Eric: Nie ma powodu. Przecież ich zna.
Iwona: Ale nie jako przyszłych teściów. Do tej pory traktowali ją jako dobrego pracownika, a nie jako przyszłą żonę sojego jedynego syna.
Eric: Ale Thom z Agatą są już jakiś czas przeciez razem.
Iwona: Agata zobaczy ich po raz pierwszy od kąd stamtąd wyjechała stresuje się na więcej niż stówę. Znam ją.
Eric: Nie wątpię.
Iwona: Na razie.
2
PON. 17:00
Eric: Przegrałaś zakład. A myślałem, że wytrzymasz dłużej.
Iwona: Jaki zakład?
Iwona: O matko...
Iwona: Kurde
Iwona: Ej, ale przecież nie napisałam, że Thom się żeni i że masz być jego świadkiem i nic nie wspomniałam o żadnym prezencie ani o kartce.
Eric: Nie napisałaś bezpośrednio, ale pośrednio. Liczy się. Przegrałaś.
Iwona: To nie fair! Przecież nie zrobiłam tego specjalnie!
Eric: Ubierz się ładnie, Roszpunko, chcę, żeby towarzyszyła mi dama z rodu królewskiego ;)
Iwona: Spadaj
Iwona: Specjalnie ubiorę się w łachmany.
Eric: Zakład, że nie?
Iwona: Spadaj z tymi zakładami.
Eric: Będziesz miała drugą szansę na mój motor.
Iwona: Nie potrzebny mi twój motor.
Eric: W takim razie co?
Iwona: Strusie jajo.
Iwona: Wiesz z ilu kurzych jaj składa się jajo strusie?
Eric: Z ilu?
Iwona: Kiedyś słyszałam, że z 28.
Eric: Potrzebujesz 28 kurzych jaj? I co z nimi zrobisz?
Iwona: Prezent ślubny xD
Eric: Serio?
Iwona: Żartuję.
Iwona: Ale, ej, to nie jest glupie...
Eric: Co? Prezent z jaj?
Iwona: Tak! xD Taki śmiechowy prezent. Co ty na to?
Eric: Hehe
Iwona: I to kurze jaja z pierwszorzędnej farmy, najlepszej jakości. I wielgachny bochen chleba do tego. Mleko krowie, masło, serek, szczypiorek...
Eric: Dobre.
Iwona: I coś jeszcze?
Eric: Nie wiem.
Iwona: Kupmy krowę!
Eric: I kurę.
Iwona: I koguta, będą mieli kurczaczki.
Eric: Może całą farmę od razu?
Iwona: Tak! xD Codzienie świeże produkty na śniadanie, obiad i kolację.

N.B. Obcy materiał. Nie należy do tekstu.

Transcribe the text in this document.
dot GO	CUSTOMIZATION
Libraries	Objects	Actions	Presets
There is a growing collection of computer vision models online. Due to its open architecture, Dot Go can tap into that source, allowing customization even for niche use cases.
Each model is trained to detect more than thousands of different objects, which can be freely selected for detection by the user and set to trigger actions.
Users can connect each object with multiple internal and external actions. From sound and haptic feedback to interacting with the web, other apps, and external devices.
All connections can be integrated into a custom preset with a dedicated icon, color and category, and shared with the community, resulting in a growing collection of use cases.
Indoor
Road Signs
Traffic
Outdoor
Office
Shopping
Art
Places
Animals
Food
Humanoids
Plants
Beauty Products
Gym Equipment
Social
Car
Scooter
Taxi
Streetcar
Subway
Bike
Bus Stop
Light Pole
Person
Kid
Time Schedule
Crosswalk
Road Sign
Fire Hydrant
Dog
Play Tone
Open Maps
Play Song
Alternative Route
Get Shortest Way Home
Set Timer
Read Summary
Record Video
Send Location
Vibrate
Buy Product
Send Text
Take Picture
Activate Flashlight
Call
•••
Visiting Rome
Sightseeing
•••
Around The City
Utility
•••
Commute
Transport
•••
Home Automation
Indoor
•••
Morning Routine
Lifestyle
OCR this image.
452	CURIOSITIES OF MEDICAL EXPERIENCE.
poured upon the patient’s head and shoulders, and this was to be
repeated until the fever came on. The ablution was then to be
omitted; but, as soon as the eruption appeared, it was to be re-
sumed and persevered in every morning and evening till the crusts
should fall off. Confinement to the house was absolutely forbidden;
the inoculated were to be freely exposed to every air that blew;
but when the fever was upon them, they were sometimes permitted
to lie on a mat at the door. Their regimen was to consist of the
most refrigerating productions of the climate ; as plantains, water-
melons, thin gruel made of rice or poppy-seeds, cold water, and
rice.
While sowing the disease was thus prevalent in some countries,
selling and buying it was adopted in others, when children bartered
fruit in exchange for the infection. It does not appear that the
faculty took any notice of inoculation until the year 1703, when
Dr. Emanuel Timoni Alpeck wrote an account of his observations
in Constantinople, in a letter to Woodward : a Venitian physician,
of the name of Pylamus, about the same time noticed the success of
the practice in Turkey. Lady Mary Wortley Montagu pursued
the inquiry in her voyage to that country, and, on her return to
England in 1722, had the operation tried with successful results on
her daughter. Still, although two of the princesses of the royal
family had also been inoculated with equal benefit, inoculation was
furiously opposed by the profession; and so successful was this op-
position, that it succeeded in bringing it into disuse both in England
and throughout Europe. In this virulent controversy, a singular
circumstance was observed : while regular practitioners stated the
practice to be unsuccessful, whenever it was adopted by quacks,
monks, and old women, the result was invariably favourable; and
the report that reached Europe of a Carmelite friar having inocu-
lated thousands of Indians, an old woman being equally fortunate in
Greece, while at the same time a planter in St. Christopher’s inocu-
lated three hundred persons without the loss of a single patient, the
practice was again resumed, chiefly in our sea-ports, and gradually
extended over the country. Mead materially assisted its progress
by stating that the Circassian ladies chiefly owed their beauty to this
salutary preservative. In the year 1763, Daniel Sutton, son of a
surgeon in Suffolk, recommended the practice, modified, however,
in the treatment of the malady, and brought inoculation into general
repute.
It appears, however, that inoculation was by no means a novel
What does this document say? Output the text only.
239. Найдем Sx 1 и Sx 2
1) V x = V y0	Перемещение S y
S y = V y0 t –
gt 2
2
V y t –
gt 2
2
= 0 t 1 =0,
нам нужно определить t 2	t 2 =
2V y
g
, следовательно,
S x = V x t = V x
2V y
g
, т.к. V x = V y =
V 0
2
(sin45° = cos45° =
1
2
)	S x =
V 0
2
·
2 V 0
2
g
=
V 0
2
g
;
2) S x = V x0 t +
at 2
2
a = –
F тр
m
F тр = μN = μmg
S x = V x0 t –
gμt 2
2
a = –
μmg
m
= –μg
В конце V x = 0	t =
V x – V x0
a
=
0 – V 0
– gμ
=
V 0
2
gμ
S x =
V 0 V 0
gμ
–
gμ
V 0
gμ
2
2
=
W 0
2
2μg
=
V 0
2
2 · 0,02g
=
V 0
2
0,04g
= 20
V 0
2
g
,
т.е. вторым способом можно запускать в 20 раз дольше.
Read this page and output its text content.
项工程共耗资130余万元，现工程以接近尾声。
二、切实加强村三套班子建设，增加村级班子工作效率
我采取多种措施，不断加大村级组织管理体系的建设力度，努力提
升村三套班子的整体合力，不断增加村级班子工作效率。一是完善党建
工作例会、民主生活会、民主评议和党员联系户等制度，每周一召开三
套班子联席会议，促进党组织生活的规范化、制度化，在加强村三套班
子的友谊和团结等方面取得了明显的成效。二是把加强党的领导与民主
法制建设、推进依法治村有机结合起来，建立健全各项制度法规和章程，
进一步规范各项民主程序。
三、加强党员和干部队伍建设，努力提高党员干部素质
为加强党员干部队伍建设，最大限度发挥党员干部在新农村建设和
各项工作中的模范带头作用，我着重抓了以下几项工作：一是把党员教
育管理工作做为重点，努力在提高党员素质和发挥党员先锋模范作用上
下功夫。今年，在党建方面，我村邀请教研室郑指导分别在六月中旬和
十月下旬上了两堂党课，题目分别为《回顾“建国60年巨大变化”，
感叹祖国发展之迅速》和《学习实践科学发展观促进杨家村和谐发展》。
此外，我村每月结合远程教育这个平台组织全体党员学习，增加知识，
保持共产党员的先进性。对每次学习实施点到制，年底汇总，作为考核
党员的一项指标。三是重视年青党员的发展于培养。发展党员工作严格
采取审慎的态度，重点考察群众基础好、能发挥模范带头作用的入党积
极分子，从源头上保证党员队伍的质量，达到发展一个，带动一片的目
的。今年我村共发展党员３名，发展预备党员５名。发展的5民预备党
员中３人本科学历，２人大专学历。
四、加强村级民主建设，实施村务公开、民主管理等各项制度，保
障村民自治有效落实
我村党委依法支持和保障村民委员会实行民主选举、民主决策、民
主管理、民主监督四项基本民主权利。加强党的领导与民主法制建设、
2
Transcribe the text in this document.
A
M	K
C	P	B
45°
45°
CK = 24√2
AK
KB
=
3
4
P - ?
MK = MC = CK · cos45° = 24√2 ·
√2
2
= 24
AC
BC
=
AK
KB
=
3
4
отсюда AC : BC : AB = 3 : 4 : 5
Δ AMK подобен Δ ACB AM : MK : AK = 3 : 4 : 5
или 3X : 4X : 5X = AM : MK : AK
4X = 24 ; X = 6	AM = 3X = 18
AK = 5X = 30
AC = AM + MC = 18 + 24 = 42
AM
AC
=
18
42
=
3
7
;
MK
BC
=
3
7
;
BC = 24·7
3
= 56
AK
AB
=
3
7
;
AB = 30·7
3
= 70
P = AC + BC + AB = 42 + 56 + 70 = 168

Iwona: Zgłodniałam, a jadłam dopiero godzinę temu...
Eric: To może nie dawajmy im jedzenia, bo zanim je im wręczymy, to zdążysz wszystko zjeść ;)
Iwona: Taaaa... To teraz ty coś wymyśl.
Eric: Podróż. Gdzie Agata chciałaby pojechać?
Iwona: Na Alaskę.
Eric: Ale ja serio pytam teraz.
Iwona: A ja serio odpowiadam.
Eric: Na Alaskę?
Iwona: Od dziecka razem o tym marzymy.
Eric: Wow!
Iwona: Thom by się tam raczej nie wybrał, co nie?
Eric: Nie.
Iwona: Agata nie jest typem, co marzy o nie wiadomo czym. Cieszy się z tego, co ma.